Während ich meine Schuhe ausziehe, kommt mein Vater auch schon angerannt.
„Wo zur Hölle warst du? Geht es dir noch gut, du kannst doch nicht einfach abhauen?", mault er und ich zucke mit den Schultern.
„ Ist sie weg?", frage ich gleichgültig, aber er sieht mich nur prüfend an.
„Ja. Ja, das ist sie. Und jetzt erkläre mir mal, wie du überhaupt aus dem Haus gekommen bist!", ruft er.
„Ich bin aus dem Fenster gesprungen", antworte ich achselzuckend und sein Kiefer klappt runter.
„Wa..- aus dem Fenster? Geht's dir noch gut Charlie!" Sein Ton hat seinen höchsten Level erreicht und ich sehe auf den Boden.
„Ich hatte keine Lust auf sie. Ich werde nicht zurück nach London gehen", sage ich leise und ein Schweigen entsteht.
„Ja, das hab ich geklärt. Natürlich bleibst du hier. Aber das ist um Gottes Namen keine Entschuldigung dafür, dass du aus einem FENSTER springst, irgendwo anders übernachtest und nicht mal an dein Handy gehst!"
Ich schalte auf Durchzug und höre mir seine Standpauke darüber an, wie viel mir hätte passieren können.
Nachdem er für seine Verhältnisse recht wenig rumgemault hat, schickt er mich in mein Zimmer und ich renne dankbar hoch. Ich kann es einfach nicht ab, wenn man mir ewiglange Ansagen macht und mich anschreit. Ich werfe mich auf mein Bett und atme erst ein paar Male durch, um den heutigen Tag zu verarbeiten.
F L A S H B A C K
„Charlie? Ist das Nico, der gerade auf uns zusteuert?", fragte Liz unsicher und zeigte in eine Richtung. Ich folgte ihrem Finger und sah tatsächlich Nico auf uns zukommen.
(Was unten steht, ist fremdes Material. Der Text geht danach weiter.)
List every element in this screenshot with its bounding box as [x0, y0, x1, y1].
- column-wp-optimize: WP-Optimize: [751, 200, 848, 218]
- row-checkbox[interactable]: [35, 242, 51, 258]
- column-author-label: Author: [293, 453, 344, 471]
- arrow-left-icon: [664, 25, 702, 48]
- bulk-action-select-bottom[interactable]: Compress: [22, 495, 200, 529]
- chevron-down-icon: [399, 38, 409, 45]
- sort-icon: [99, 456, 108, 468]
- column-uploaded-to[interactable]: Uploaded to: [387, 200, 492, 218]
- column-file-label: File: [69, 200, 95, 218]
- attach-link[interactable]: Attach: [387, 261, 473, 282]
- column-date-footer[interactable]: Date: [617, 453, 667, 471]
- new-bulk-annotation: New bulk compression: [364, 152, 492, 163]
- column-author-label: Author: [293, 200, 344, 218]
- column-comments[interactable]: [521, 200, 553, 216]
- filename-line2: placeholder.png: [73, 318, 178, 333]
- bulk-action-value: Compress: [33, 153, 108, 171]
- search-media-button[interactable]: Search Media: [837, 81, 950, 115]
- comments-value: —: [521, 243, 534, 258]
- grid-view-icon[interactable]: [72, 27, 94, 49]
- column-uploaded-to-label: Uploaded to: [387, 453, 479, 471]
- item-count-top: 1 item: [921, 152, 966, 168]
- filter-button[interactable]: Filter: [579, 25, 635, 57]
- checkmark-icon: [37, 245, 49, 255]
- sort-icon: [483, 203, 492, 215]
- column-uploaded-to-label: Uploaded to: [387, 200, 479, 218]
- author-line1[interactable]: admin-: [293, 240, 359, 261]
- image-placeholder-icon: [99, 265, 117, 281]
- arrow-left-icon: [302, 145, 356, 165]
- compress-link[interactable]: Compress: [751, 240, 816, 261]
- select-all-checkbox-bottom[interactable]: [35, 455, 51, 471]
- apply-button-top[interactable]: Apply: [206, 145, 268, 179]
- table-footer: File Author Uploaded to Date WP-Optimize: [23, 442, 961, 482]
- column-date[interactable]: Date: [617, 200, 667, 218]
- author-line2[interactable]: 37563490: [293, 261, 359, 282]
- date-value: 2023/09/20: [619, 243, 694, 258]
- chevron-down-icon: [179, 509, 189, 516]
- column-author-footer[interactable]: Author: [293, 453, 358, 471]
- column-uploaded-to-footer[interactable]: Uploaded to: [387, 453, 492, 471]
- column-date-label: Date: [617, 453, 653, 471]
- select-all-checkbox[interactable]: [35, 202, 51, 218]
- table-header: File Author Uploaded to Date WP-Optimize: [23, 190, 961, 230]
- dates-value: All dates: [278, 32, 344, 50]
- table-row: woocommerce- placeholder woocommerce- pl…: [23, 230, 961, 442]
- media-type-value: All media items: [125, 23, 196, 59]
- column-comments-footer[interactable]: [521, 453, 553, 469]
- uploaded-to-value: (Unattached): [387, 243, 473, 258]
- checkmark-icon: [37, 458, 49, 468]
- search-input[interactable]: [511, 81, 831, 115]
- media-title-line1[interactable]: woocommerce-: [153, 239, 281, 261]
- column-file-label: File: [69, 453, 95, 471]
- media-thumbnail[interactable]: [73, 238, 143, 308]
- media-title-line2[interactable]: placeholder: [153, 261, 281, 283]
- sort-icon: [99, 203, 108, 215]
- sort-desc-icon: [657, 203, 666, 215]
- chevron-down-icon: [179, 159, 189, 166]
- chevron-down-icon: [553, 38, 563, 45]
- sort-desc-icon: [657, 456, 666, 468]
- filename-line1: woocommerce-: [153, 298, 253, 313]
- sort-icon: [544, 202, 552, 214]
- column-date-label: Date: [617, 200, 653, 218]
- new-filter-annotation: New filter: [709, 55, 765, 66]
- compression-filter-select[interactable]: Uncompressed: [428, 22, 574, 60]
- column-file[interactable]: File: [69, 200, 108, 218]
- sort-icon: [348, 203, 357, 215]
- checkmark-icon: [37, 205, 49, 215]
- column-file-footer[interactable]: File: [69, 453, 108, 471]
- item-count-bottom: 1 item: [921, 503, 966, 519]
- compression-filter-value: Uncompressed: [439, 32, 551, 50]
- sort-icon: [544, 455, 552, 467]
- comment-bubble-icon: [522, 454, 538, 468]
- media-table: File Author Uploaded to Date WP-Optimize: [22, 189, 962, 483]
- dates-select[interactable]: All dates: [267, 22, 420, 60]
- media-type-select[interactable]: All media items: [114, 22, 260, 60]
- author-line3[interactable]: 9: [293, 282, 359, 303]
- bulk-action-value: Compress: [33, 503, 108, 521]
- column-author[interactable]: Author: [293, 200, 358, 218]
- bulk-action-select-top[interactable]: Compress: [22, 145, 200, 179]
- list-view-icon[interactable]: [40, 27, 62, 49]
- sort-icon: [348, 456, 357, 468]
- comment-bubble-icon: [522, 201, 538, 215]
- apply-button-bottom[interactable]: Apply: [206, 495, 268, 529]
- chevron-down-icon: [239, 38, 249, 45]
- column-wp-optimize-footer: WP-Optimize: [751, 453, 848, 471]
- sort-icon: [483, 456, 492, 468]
„Oh Gott, das kann nicht gut enden", murmelte ich und wartete ab, bis er neben uns stand. Sein dreckiges Grinsen provozierte mich dermaßen, dass ich sofort den Drang bekam, mein Knie in seine heiligste Stelle zu rammen.
„Was willst du?", fragte ich möglichst desinteressiert.
„Dich", kam es promt zurück und ich musste kurz auflachen bei dieser klischeehaften Antwort.
„Sonst noch Wünsche? Vielleicht noch einen Döner dazu, mit extra viel Soße?", fragte ich provokant und Liz lachte leise.
Sein Grinsen verschwand und er warf mir tötende Blicke zu.
„Hör zu Kleine, deine große Klappe kannst du bei Jared so weit aufreißen. Ich habe zugesteckt bekommen, dass du verdammt gut im Bett bist. Und das von deinem süßen Parker", sagte er gehässig und ich warf ihm einen verwirrten Blick zu. Woher will Jared das denn bitte wissen?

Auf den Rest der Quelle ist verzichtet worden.